Exotron: The TARDIS arrives at a distant human colony, and the Doctor is ready to be off again, but Peri is still sampling the local flora. When they meet their first exotron, however, both of the time travelers are ready to go. The enormous, remotely-operated mechanical men – or at least whoever is controlling them – takes a keen interest in the Doctor’s scientific knowledge. An exotron snatches up the Doctor and simply walks away with him in hand, while Peri encounters some human colonists and barely survives a meeting with the local fauna. The Doctor finds that the exotrons are powered by telepathy, or in this case, the machine-enhanced telepathy of a man who seems to have something to hide. The Doctor decides to use his own mental powers to level the playing field, but doing so may put his own survival, and Peri’s, at risk.

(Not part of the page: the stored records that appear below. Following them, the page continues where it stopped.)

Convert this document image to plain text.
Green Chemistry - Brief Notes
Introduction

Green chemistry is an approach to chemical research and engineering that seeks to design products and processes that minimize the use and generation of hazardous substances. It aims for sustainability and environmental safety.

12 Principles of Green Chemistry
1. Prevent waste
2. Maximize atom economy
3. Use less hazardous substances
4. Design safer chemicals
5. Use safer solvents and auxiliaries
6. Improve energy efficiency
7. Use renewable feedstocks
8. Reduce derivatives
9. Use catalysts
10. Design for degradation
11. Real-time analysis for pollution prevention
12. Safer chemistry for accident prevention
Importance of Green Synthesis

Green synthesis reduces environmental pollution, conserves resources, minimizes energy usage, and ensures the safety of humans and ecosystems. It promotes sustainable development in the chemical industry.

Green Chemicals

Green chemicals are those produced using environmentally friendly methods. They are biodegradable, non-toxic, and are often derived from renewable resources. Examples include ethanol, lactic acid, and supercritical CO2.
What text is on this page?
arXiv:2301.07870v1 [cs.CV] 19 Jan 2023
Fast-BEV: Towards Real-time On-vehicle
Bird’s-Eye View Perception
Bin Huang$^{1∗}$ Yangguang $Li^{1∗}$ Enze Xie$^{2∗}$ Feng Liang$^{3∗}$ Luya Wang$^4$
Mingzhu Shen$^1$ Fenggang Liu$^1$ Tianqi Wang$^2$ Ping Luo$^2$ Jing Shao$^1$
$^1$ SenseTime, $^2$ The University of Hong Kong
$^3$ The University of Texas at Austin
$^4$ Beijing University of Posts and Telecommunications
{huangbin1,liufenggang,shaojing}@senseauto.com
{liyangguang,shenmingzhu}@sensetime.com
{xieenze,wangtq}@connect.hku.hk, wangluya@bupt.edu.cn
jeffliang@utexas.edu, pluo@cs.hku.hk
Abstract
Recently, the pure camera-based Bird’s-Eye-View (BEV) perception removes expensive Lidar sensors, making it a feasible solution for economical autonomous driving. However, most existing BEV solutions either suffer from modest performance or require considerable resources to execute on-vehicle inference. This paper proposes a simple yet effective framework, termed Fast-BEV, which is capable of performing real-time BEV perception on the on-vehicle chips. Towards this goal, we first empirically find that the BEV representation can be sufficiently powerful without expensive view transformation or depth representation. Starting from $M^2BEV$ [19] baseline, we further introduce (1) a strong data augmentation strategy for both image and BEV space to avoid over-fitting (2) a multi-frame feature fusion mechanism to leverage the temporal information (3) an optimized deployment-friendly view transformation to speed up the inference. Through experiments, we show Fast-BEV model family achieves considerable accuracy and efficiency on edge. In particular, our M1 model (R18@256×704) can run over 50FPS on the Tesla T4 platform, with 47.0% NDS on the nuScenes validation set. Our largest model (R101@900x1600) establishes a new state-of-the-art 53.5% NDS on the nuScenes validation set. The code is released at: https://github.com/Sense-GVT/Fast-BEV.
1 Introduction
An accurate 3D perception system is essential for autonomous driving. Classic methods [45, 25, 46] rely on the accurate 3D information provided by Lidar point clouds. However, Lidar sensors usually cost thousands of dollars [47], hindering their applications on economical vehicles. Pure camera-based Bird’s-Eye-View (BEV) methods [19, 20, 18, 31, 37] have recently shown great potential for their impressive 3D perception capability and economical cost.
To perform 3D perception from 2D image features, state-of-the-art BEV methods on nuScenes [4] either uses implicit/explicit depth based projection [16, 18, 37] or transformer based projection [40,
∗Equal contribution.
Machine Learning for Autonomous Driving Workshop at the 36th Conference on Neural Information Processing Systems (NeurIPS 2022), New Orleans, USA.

Urban Myths: The Doctor and Peri discover, at an opulent restaurant, that the Celestial Intervention Agency’s shady Time Lord operatives and the truth seldom dine at the same table.
Exotron Cast: Peter Davison (The Doctor), Nicola Bryant (Peri), John Duttine (Hector), Isla Blair (Paula), Nick Brimble (Shreeni), Richard Earl (Corporal Mozz), Claire Wyatt (Weiss)
Urban Myths Cast: Peter Davison (The Doctor), Nicola Bryant (Peri), Steven Wickham (Harom), Douglas Hodge (Edge), Nicola Lloyd (Kettoo), Barry McCarthy (Palgrave), Clare Calbraith (Trooper)
Timeline: between The Bride Of Peladon and The Caves Of Androzani
LogBook entry & review by Earl Green
Review: Perhaps the most telling measurement of Exotron as an exercise in storytelling is that, 12 hours later while writing the summary of the story for this review, I really had to struggle to remember what it was all about. I remembered that there were large animals and, for lack of a better way to put it, mecha involved. It was all competently performed, to be sure, but just not the most memorable of stories that Big Finish has ever put on a couple of CDs.
And, perhaps, it’s just as well that, as one of an experimental handful of Big Finish releases from 2007, Exotron is only a three-parter, accompanied by the amusing single-part story Urban Myths. Though it’s a little silly and predictable in places, Myths at least made more of an impression, with its dramatization of a blown-out-of-proportion retelling of the Doctor and Peri’s exploits. It’s amusing to hear Peter Davison and Nicola Bryant adjust their characters a little bit to make them ruthless, and the story then snaps back into shape and we discover what’s really going on.
Exotron isn’t the most memorable of Big Finish’s fifth Doctor stories, though I will admit that it benefits from not being The Kingmaker (okay, maybe I’m being a bit harsh there).